The results of Pearson correlation analysis revealed significant correlations between microbial diversity and the presence of ketones and aldehydes, as indicated by the bacterial Shannon index and fungal Shannon index (Figure S7). The most prevalent compounds detected in tobacco leaves are ketones and aldehydes. Aldehydes and ketones have aromatic qualities due to the presence of carbonyl groups in their chemical structure. Many compounds containing carbonyl groups exhibit pleasant aromas. For instance, β-damascenone has a powerful rose and fruity aroma, while megastigmatrienone gives tobacco leaves a woody and floral scent. Furthermore, the correlation analysis demonstrated that these VOCs exhibited a stronger correlation with the bacterial Shannon index compared to the fungal Shannon index. This observation further supports the notion that bacterial microorganisms exert a stronger influence on the production of aromatic components in CTLs during fermentation compared to fungal microorganisms, and previous studies align with our findings (Hu et al. 2019). Several dominant genera of CTLs, namely Pseudomonas, Staphylococcus, and Stenotrophomonas, exhibited positive correlations with various aldehydes and ketones. HCA also revealed that aldehydes and ketones were predominantly clustered in clusters 1 and 2. Moreover, VPA highlighted those environmental factors played a pivotal role in shaping the changes in microbial community structure. Different industrial processes introduced alterations in the environment and chemical composition of the CTLs fermentation pile, thereby driving microbial community succession (Fig. 5). Furthermore, we noted that phase 1 was distinguished by the concentration of several important enzymes involved in the synthetic degradation processes of carotenoids, phenylalanines, and cypressanes. The interaction among microorganisms such as Aerococcus, Corynebacterium, and Cladosporium facilitated the degradation of macromolecules and the production of characteristic aroma components (Zhang et al. 2018, 2021a). This may also explain the higher variety and quantity of VOCs in phase 1 compared to the other phases. However, for the quality of CTLs, achieving a harmonious blend of chemical and aromatic components relies on the subsequent deep fermentation stage, which is crucial for attaining optimal draw quality and overall balance.
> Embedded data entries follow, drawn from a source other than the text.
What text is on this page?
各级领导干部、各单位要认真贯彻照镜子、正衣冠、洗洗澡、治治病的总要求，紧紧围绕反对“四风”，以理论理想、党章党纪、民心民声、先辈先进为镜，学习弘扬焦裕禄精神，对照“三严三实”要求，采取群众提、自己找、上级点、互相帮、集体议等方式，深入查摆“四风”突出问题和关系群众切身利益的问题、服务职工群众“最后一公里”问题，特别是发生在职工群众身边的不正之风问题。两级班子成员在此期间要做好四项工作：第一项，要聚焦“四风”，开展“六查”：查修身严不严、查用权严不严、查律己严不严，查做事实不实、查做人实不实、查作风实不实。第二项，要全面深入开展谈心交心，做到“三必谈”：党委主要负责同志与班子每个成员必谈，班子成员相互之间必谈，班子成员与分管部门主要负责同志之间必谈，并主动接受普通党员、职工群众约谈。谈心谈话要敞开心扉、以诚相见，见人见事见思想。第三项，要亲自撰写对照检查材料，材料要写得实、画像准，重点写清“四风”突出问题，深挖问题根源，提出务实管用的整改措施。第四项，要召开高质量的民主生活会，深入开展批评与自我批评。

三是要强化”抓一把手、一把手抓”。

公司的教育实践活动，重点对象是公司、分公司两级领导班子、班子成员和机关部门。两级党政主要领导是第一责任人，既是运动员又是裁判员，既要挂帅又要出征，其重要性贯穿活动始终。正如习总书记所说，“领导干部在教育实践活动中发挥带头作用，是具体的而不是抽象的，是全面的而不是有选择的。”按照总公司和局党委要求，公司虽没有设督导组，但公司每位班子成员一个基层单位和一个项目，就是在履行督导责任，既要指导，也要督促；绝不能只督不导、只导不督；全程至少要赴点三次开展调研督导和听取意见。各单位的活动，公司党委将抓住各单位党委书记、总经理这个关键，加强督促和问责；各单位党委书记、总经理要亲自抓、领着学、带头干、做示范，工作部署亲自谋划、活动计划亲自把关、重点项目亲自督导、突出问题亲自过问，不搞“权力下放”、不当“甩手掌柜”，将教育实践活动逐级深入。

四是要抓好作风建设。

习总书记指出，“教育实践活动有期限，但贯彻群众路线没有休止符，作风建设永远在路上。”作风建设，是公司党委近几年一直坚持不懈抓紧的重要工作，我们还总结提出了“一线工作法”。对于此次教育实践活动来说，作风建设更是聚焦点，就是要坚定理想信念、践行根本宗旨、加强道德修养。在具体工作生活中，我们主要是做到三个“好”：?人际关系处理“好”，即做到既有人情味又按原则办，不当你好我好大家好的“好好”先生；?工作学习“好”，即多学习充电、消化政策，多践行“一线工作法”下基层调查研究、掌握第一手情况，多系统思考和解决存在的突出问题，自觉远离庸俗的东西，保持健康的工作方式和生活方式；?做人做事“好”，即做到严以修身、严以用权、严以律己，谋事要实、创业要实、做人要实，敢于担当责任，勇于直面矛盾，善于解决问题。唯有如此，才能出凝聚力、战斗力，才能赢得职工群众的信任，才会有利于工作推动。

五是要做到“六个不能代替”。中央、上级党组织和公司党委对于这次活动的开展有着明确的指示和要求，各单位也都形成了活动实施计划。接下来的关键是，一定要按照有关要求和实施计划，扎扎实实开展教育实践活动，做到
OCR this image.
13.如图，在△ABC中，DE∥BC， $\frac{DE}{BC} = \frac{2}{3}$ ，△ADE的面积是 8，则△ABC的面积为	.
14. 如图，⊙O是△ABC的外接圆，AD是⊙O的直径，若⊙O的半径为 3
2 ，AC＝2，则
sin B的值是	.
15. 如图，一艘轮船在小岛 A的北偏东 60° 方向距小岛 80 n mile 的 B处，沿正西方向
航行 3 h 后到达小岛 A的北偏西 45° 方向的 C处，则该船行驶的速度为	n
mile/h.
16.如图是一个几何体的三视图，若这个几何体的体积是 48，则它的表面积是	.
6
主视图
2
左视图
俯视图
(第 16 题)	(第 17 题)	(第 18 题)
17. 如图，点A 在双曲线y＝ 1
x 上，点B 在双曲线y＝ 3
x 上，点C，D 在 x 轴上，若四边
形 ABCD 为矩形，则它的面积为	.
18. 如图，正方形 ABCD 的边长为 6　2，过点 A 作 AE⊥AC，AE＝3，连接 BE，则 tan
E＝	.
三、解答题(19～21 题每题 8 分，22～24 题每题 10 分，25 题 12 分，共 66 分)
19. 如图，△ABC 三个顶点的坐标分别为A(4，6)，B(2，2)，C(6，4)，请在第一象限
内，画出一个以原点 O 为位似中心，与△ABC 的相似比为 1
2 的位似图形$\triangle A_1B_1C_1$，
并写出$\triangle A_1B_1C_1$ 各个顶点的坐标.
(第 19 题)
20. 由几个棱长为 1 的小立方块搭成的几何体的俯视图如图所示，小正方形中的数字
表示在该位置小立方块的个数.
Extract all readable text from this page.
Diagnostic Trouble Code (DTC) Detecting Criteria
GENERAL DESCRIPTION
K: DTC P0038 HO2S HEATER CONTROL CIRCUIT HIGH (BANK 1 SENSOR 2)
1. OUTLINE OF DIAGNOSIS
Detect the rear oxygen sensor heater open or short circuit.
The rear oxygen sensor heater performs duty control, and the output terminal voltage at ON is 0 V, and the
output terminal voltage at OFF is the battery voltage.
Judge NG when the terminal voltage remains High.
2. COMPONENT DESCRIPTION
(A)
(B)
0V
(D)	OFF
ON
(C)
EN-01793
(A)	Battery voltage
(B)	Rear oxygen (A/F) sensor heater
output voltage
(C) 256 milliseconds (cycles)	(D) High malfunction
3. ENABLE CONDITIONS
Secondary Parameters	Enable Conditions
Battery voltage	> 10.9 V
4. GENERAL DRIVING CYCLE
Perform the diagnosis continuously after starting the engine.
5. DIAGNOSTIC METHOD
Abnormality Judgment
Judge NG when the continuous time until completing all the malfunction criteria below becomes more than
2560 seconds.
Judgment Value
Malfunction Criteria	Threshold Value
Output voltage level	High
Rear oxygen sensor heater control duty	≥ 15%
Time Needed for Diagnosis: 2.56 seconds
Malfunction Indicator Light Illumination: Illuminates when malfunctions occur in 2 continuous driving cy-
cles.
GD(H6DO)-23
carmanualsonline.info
In conclusion, this is the first thorough study of microbial populations, physicochemical parameters, and flavor compounds during the industrial fermentation of CTLs, focusing on the various phases of phase 1, phase 2, and phase 3. Notably, moisture regaining and drying operations play critical roles in the industrial production process, signifying the transition from phase1 to phase 2 and phase 2 to phase 3, respectively. Significant variations among microorganisms were primarily observed in phase1 and phase 2. In phase 2, the elevated levels of total acid led to the rapid dominance of Aerococcus as the prevailing bacterial species. Conversely, the fungal microbial community structure remained relatively stable, with changes being less pronounced compared to bacteria. Throughout each stage, Aspergillus, Alternaria, and Cladosporium consistently constituted the major fungal groups. Correlation analysis and indicator analysis revealed the prominent role of specific bacterial genera, such as Pseudomonas, Staphylococcus, and Stenotrophomonas, as well as fungal genera including Colletotrichum and Cumuliphoma, in driving the bioconversion of flavor compounds, particularly ketones, during CTLs fermentation. These differential microorganisms represent key players in the complex process of VOC formation. The findings of this study shed light on the core microbial communities involved and their contributions to VOCs production during the industrial fermentation of CTLs. The results also provide the theoretical foundation for enhancing cigar leaves quality through targeted microbial enhancement techniques.